Imagine if there was the kind of free for all that you see on macOS and Windows where software can be installed with an administrator password to an iPhone, and if various software can get installed much easier - perhaps even without the realisation of the unsuspecting user? This software might be innocuous, but people of all kinds will be looking for the magic routine where software gets installed easier than going to the one App Store.
Imagine what sort of stuff could get installed by unsuspecting users who just ok their way through multitudes of dialogues, and how long will it be before weaponised malware gets through alongside the annoying or badly written programs?
Who gets the blame then? This is reputation control for Apple now because the developer isn’t going to get the blame - it’ll be Apple - just like how Android will get the blame for various software on that platform not playing nice and making the phone crash, slow down, battery last just an hour after just 3 months, I’m sure Apple don’t want any part of that.
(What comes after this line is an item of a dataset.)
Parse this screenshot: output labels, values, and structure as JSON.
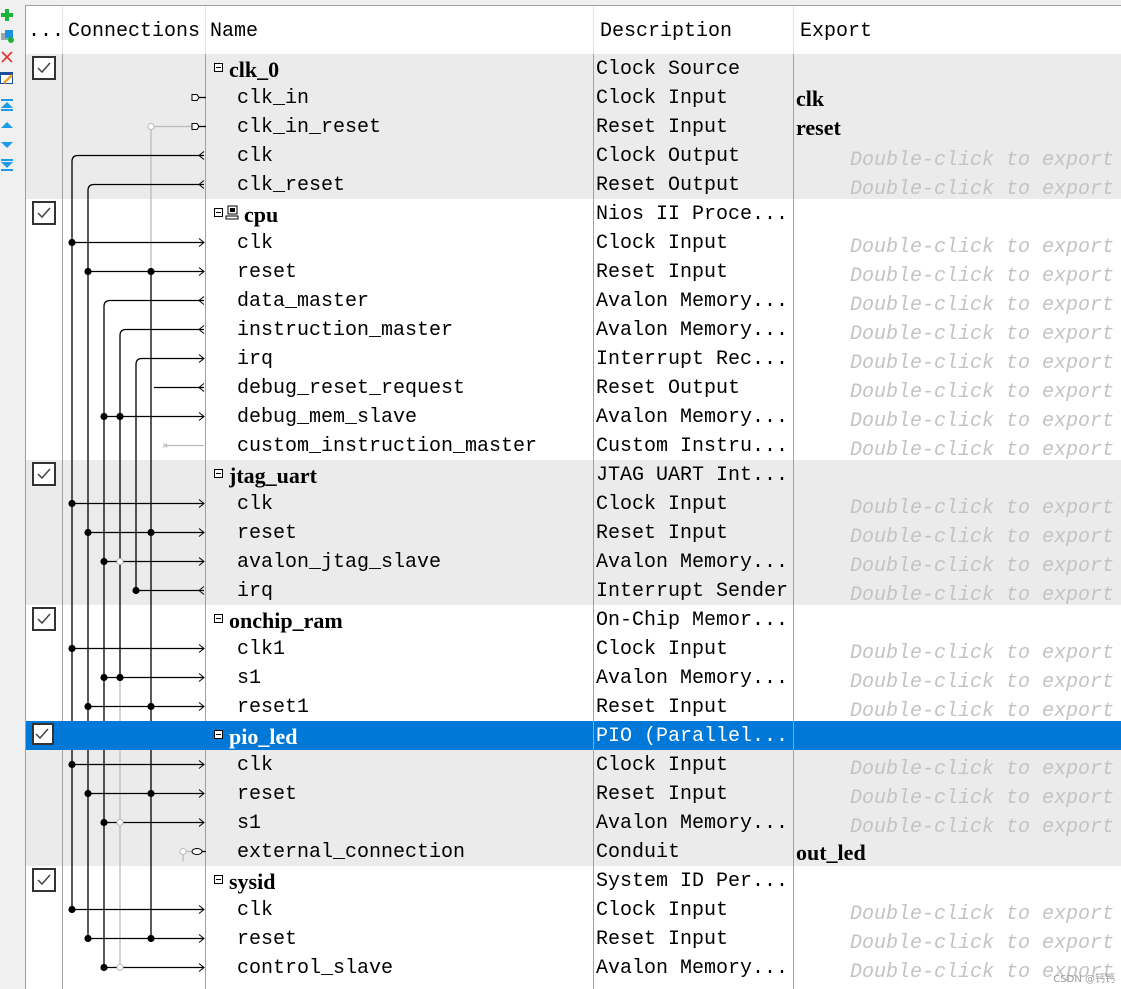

This is especially the case because their hardware is specifically optimised for efficiency. When Android phones comparisons were all the rage and people would say some Samsung phone was better because it had more cores, more RAM, and bigger battery - why do you think Apple was able to claim better multitasking, faster performance, and longer WiFi browsing time? It’s the tightly integrated software which helps make this happen.
And then let’s not forget about the long suffering folks who don’t want to spend hours on technical support with ‘grandma’. You mention a grandma but we don’t know if that’s literal or figurative.
I’ll guess you might not be aware that people will be recommending or buying iPhones for family members specifically because they DON’T want to be technical support forever. And not everyone is going to have the benefit of a 20 something hipster tech dude who has the time and inclination to talk them through every single last problem.
And if they do get a call asking about some issue, the fact that the built-in apps are universal is a massive time saver when trying to talk ‘grandma’ through stuff Rather than trying to figure out of they are using Chrome, Firefox, Safari, Opera, or Outlook, Mail, Signal, Telegram, What’s App etc.
If you remove that universality by default you’re potentially dragging Apple’s iOS platform down to the level of Android. Less trust = fewer people buying the iPhone and subsequently because it’s just as slow and buggy as that Android rubbish that no longer gets support after 1-2 years of ownership.
It’s all very well hiding some sort of safety switch deep in the settings, reminds me a bit of the Windows S mode - that’s a one way deal - you can remove it but never put it back on. But seriously, this is just going to add support costs all round.
Perhaps Apple need to evaluate how much it is costing to put annual iOS updates on a phone for 4-7 years rather than 18 months. The end user wont like Apple putting a price on that.
But then these could be the same users whining about not being able to add their own external storage because Apple do ‘rip off’ prices, only to then complain about Android phones being POS because the 10$ 256Gb fake SD card from eBay they slotted in their Android phone caused it to run slowly and crash all the time.
That’s an argument for another thread through - this is software.